The case involving a social service organization that allegedly helped a Virginia-based abortion facility pressure a 15-year-old girl to abort her pregnancy is a solemn reminder of why there must be accountability in the abortion industry to prevent the victimization of women.

According to a lawsuit filed by the teenager’s parents, the Dickenson County Department of Social Services (DSS) arranged for the minor to have an abortion at the Bristol Women’s Health abortion clinic when she was three months pregnant. The minor had been removed from her father’s custody on Jan. 19, and the abortion appointment was made on the same day. 

The suit seeks $10 million in compensatory damages and $5.4 million in punitive damages. According to the filing, the abortion facility and DSS pressuring the teenager to end her pregnancy caused her to experience physical and emotional side effects and interfered with the rights of the girl’s parents.

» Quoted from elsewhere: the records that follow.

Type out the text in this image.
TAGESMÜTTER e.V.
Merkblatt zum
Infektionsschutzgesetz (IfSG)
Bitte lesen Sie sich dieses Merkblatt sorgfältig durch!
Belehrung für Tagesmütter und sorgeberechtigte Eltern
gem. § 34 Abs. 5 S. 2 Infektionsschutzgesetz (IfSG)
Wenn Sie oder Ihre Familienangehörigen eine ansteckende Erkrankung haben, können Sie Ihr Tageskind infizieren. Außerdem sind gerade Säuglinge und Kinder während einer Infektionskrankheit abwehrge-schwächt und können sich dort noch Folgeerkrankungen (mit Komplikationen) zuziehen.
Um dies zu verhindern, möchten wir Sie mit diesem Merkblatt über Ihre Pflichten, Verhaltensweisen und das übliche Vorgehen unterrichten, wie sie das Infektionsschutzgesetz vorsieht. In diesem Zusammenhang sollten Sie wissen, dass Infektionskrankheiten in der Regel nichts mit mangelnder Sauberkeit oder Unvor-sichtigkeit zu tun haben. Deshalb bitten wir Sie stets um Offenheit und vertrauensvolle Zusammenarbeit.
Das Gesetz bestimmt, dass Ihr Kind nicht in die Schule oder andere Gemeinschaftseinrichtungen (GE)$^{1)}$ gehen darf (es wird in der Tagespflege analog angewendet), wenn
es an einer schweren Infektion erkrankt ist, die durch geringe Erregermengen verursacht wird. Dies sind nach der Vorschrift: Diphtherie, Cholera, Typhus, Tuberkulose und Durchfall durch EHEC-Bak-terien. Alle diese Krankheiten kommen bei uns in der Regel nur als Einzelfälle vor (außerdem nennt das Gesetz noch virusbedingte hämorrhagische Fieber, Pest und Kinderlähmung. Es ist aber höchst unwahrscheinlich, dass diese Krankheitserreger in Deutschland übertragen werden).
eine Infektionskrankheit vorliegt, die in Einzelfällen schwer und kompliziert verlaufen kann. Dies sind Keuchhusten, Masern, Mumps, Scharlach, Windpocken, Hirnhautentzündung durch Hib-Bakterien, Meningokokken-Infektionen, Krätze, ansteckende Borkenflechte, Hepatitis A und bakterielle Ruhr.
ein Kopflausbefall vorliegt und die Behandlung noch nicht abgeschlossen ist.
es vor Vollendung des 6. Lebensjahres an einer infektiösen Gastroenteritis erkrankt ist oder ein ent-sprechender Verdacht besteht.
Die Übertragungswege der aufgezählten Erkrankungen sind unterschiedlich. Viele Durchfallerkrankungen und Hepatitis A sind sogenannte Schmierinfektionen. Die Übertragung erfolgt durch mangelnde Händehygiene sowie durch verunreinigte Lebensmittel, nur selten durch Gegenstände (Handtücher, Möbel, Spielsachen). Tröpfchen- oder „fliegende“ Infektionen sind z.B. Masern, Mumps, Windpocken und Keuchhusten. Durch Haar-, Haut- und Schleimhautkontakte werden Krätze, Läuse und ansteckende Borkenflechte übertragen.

The minor, identified as “CRFM,” had been placed in the custody of a family friend during her pregnancy. The teenager allegedly “intended to take her child to full term and intended to deliver her baby at the appropriate time.”

CRFM, according to the suit, told her mother that DSS was pressuring her to have an abortion, and she “promised her mother that she was not going to abort the baby.” 

After a DSS employee arranged an appointment, the pair met with the clinic’s director. The suit alleges that CRFM “remained upset throughout the process and initially refused to cooperate with any abortion” but was eventually persuaded otherwise. In addition, the complaint alleges that legal consent was never obtained during this process. 

A provider at the Bristol Women’s Health clinic gave CRFM chemical abortion pills. The teenager completed the abortion after she took the second pill within 48 hours of her appointment. 

Tim McAfee, an attorney representing the family, called the incident “shocking.” 

“Some people would say you killed something,” McAfee said. “The young lady has killed her baby. That’s how she looks at it.” 

Diane Derzis, who owns Bristol Women’s Health, denied that her facility had ever pressured any woman into an abortion and that it’s a woman’s choice, regardless of her age. 

“I am confident that all the paperwork was done according to state law,” she said.

Derzis’s clinic is facing another lawsuit from the landlord who owns the property where the Virginia-based Bristol Women’s Health facility operates. Property owner Kilo Delta filed a lawsuit against the clinic in December, claiming that she did not know it would be used to conduct abortions. Accusing the facility of fraud and misrepresentation, the landlord is seeking a rescission that would rescind her leasing agreement with the facility. 

If Derzis’s name sounds at all familiar, it’s because she was the owner of the Jackson Women’s Health Organization, the “Pink House” abortion facility at the center of the Supreme Court case that led to the overturn of Roe v. Wade. In July, the abortion clinic closed its doors permanently after a judge rejected the facility’s appeal to prevent a trigger law outlawing most abortions in the state from taking effect. 

Another facility previously owned by Derzis, the New Woman All Women Health clinic in Alabama, operated under what appears to be non-existent healthcare standards, if this 76-page deficiency report is anything to go by. In one noteworthy incident on January 21, 2021, the facility sent two women to the hospital on the same day. One of the women had to be carried through a narrow hallway by attendants because it was too small for a gurney to fit. 

Reprotection will continue to monitor the situation in Virginia and ensure that questions surrounding the apparent exploitation of a 15-year-old girl do not remain unanswered.